What are the most complex Chinese characters

Complicated script sequence

How Chinese Children Learn to Write

By Ruth Kirchner

Chinese writing (dpa / picture alliance / Jan Woitas)

The Chinese writing is considered to be one of the most complex cultural achievements of mankind. The happy Chinese children learn to read and write in a language that has no alphabet - in a lengthy process.

Children in China have to learn a lot and for a long time. In this elementary school in the western Chinese province of Qinghai, 20 students sit and read simple texts in a choir. Reciting the common reading should not only memorize the words, but also the corresponding characters.

Because in Chinese there is no alphabet, each character has to be learned individually - both the meaning and the sequence of the strokes. A sign also says nothing about its pronunciation. You have to memorize that too.

"Children first learn the basic elements - that is, the individual lines," says Beijing teacher A Yuan. Each line has a name. Heng stands for a horizontal line, shu for a vertical line. These lines are the components of all characters. It is easy to learn them . "

Most of the 80,000 thousand Chinese characters can be written with the stems - 12 to 25 depending on the counting method. Children are told from the beginning to stick to the correct stroke sequence. At some point the hand should know the sequence of the strokes as if by itself.

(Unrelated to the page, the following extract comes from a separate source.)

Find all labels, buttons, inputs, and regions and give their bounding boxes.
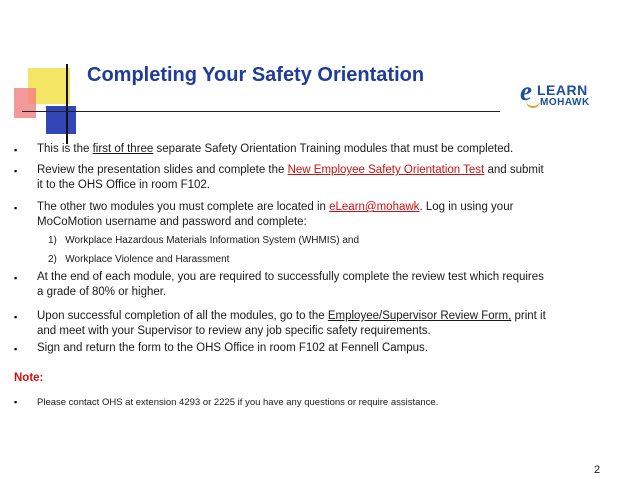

"In the line order you start with the horizontal lines, then follow the vertical lines. You write each character from top to bottom and from left to right. It's like building a house. Which section you build first, which section later. It there are firm rules that are very important. "

Elementary school students start with simple characters made up of just a few strokes. After the first two years of school they should be able to read and write up to 1000 characters, after the end of 9 years of compulsory schooling around 3500. But until that happens, schoolchildren spend a lot of time learning the stroke sequences and their meanings. Because Chinese characters only memorize if you write them dozens or hundreds of times.

"Everything takes practice. Even if you understand what it is about, studying without practice is completely useless, says teacher A Yuan."

In order to at least make learning to read a little easier in the early years, elementary school students are also taught pinyin - this is a Latin transcription of Chinese so that one can easily recognize the pronunciation of a word. The first simple texts that the schoolchildren read have the text in pinyin under the characters.

At some point this is no longer necessary if you have mastered enough characters. Pinyin only becomes important again later when you want to write text messages or on the computer. The computer then recognizes which characters could belong to the word.

And then the discussions in China and Germany are similar. Because even in China, parents and education experts lament that with modern technology, knowledge of the art of writing and the importance of good handwriting is slowly but surely being lost.